You can define your own criteria by modifying the criteria string:
user_text = "Hi, you can use my SSN: 123-1234-1245."
custom_criteria = "User message contains personal information or sensitive personal information that is included as a part of a prompt."

think = False
messages = [
    {"role": "user", "content": user_text},
    {"role": "user", "content": build_guardian_block(custom_criteria, think=think)},
]

prompt = tokenizer.apply_chat_template(
    messages, tokenize=False, add_generation_prompt=True
)

output = llm.generate([prompt], sampling_params)
response = output[0].outputs[0].text.strip()
score = parse_output(response)
print(f"Personal info detected: {score}")  # yes

Example 4: Requirement checking (judging instruction following)
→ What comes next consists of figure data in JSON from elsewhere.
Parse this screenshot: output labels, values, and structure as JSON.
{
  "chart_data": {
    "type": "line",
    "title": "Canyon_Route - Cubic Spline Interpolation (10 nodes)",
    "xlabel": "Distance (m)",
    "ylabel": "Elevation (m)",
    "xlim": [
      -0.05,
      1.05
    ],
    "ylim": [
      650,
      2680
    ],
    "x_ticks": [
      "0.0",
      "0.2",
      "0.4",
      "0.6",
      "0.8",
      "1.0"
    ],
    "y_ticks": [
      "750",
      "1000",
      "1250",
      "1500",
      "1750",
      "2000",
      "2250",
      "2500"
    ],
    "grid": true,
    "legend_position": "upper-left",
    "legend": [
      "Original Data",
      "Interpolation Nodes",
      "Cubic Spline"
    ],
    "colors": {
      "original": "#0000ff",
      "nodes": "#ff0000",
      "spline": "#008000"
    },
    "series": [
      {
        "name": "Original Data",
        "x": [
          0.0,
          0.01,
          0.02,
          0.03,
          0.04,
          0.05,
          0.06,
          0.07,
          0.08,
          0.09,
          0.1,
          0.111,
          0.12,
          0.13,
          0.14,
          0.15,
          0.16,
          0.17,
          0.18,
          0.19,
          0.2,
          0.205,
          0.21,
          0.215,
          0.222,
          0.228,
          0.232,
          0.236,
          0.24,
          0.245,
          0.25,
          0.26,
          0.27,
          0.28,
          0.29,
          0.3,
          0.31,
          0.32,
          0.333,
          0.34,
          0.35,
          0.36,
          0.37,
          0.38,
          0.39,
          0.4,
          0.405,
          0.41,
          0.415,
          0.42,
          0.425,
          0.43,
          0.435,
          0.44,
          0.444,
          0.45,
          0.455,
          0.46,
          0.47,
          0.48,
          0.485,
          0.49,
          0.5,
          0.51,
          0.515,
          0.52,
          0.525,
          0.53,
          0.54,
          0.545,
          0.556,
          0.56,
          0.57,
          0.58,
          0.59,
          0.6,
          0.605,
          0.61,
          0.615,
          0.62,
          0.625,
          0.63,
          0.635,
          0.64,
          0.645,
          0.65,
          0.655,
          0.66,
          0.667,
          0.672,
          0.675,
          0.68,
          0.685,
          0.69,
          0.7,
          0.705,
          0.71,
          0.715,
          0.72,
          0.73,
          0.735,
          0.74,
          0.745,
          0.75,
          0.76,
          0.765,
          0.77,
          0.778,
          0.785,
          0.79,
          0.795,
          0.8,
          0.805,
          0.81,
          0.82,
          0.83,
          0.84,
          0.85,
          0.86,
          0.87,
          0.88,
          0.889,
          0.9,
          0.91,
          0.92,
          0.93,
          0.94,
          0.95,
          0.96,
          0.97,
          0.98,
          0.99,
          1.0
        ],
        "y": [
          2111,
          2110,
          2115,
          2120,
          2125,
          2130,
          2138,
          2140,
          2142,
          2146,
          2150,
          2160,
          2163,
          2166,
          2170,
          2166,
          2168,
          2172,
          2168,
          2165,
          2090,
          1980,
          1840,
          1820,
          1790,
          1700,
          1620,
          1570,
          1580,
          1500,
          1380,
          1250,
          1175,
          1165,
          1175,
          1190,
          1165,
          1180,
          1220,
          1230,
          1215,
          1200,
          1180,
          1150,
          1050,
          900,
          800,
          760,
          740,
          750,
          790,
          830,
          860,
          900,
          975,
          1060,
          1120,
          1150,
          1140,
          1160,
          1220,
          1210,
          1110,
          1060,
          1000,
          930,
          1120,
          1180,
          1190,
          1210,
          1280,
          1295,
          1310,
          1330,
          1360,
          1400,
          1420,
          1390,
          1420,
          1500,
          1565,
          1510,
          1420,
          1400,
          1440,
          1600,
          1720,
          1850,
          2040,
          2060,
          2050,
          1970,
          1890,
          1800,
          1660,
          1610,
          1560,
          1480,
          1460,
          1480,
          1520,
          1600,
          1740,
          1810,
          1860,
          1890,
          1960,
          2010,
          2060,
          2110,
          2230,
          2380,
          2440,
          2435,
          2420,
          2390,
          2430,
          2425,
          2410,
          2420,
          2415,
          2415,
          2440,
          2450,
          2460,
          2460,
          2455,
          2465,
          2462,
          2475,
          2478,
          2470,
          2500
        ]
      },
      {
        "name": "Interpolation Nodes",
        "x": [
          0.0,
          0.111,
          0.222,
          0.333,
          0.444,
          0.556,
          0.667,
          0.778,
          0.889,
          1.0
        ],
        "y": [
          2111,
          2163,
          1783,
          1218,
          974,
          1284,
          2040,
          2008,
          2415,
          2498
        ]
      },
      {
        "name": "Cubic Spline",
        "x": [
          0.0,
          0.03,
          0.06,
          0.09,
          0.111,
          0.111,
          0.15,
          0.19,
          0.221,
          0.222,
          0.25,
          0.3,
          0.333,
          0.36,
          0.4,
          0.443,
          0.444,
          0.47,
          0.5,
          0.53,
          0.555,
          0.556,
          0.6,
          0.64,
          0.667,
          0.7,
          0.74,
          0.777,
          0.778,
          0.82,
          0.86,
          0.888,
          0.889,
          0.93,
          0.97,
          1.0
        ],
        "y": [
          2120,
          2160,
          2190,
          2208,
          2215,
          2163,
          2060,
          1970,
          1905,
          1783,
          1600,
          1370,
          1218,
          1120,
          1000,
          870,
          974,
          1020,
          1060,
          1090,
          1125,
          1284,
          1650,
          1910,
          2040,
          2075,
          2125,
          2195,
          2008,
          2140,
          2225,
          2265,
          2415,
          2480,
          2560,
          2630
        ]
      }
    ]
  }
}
Beyond safety and hallucination, Granite Guardian can judge whether a response satisfies specific user-defined requirements, such as formatting rules, length constraints, or multi-part instructions:
user_text = "Write a short poem about the ocean. Use exactly 4 lines. Each line must start with a capital letter."
response_text = "Waves crash upon the sandy shore,\nBeneath the moonlit sky so bright,\nThe ocean sings forevermore,\na lullaby into the night."

think = True
criteria = "Each line of the response starts with a capital letter."

messages = [
    {"role": "user", "content": user_text},
    {"role": "assistant", "content": response_text},
    {"role": "user", "content": build_guardian_block(criteria, think=think)},
]

prompt = tokenizer.apply_chat_template(
    messages, tokenize=False, add_generation_prompt=True
)

output = llm.generate([prompt], sampling_params)
response = output[0].outputs[0].text.strip()
score = parse_output(response)
print(f"Requirement met: {score}")  # no (4th line starts with lowercase "a")

Scope of use

  • Granite Guardian models must only be used strictly for the prescribed scoring mode, which generates yes/no outputs based on the specified template. Any deviation from this intended use may lead to unexpected, potentially unsafe, or harmful outputs. The model may also be prone to such behavior via adversarial attacks.
  • The reasoning traces or chain of thoughts may contain unsafe content and may not be faithful.
  • The model is targeted for risk definitions of general harm, social bias, profanity, violence, sexual content, unethical behavior, jailbreaking, or groundedness/relevance for retrieval-augmented generation, and function calling hallucinations for agentic workflows. It is also applicable for use with custom risk definitions, but these require testing.
  • The model is only trained and tested on English data.
  • Given their parameter size, the main Granite Guardian models are intended for use cases that require moderate cost, latency, and throughput such as model risk assessment, model observability and monitoring, and spot-checking inputs and outputs. Smaller models, like the Granite-Guardian-HAP-38M for recognizing hate, abuse and profanity can be used for guardrailing with stricter cost, latency, or throughput requirements.